In Basim Magdy‘s world we stand in motion. For him, neither history, present, nor the future are merely a linear succession of facts, figures, data, liters of blood spilled, military operations, revolutions, or paradigm shifts. It is a variable and ever-changing mix of everything we want to or do not want to, can or cannot, remember. An unclear, blurred and indistinct mixture of emotions, relationships, justices and injustices, joys and pains, significant and petty events, of changes as well as of what is changing too slow for us to notice. Basim Magdy´s work opens a part of memory that does not need to succumb to historiographical categorizations. He does not postulate how things happened, does not demand connections to be logical to make sense. It is neither the winners nor the losers he is primarily interested in, he does not elaborate who stood on which side of the barricade. He rather hesitates, looks closer, collects and records, intuitively fabulates, empathizes. He forces us to re-live the memories as emotions and to let the volatile situations materialize in our own present. He revokes their appearance, knowing that their re-appearance is yet again just an elusive moment in time. A moment that will briefly disappear into oblivion, just to be rediscovered and resurrected from the ashes – in a different way, somewhere else and by someone else. It is due to this hesitation that we´re allowed to approach memory much closer than we normally would – albeit with the risk of forgetting it all in a second.

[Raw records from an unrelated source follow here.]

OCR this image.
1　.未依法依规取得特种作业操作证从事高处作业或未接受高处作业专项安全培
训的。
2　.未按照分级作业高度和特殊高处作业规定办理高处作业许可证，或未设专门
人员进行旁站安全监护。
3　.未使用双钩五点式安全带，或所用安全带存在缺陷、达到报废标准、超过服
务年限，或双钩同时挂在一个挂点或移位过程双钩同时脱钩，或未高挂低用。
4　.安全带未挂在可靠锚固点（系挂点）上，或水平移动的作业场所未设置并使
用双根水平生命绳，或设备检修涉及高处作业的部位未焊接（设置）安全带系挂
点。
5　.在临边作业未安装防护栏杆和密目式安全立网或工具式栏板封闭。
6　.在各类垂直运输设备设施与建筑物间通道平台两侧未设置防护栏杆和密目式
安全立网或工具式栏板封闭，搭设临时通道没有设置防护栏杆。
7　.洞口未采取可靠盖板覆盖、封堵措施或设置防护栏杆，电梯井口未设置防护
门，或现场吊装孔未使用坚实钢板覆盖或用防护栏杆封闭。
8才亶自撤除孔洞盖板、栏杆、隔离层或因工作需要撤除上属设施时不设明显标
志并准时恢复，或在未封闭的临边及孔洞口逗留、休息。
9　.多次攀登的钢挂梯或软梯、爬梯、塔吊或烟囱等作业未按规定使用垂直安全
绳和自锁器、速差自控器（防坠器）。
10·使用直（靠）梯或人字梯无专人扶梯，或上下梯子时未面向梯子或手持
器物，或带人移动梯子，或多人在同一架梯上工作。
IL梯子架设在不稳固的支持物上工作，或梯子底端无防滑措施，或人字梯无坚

Basim Magdy (b. 1977) is an artist based in Basel, Switzerland and Cairo, Egypt. His exhibitions include solo presentations at Jeu de Paume, Paris; MCA Museum of Contemporary Art, Chicago; MAXXI Museo nazionale delle arti del XXI secolo, Rome; CAPC musée d’art contemporain de Bordeaux; Deutsche Bank KunstHalle, Berlin and Art in General, New York. His work was presented recently at group exhibitions at Hessel Museum of Art, Annandale-On-Hudson, New York; Salt Ulus, Ankara; Sharjah Art Foundation, Sharjah, UAE; Whitechapel Gallery, London; MoMA The Museum of Modern Art, New York; KW Institute for Contemporary Art, Berlin; The Museum of Contemporary Photography, Chicago; Surround Audience: 2015 New Museum Triennial, New Museum, New York; Museum of Modern Art Warsaw; HOME Manchester, UK; Lismore Castle Arts, Ireland; La Biennale de Montreal, Canada; MUMA – Monash University Museum of Art, Melbourne; His work has been featured in numerous biennials including the SeMA Biennial MediaCity, Seoul, Korea, 2014; the 13th Istanbul Biennial, Turkey, 2013; Biennale Jogja XII, Indonesia, 2013; the Sharjah Biennial 11, UAE, 2013; La Triennale, Palais de Tokyo, Paris, 2012 and Transmediale, Haus der Kulturen der Welt, Berlin, 2012. He was shortlisted for the second edition of the Future Generation Art Prize, Pinchuk Art Centre in 2012 and is the winner of Abraaj Art Prize, Dubai and the New:Vision Award, CPH:DOX Film Festival, Copenhagen in 2014. Magdy is the recipient of the 2016 Deutsche Bank Artist of the Year award.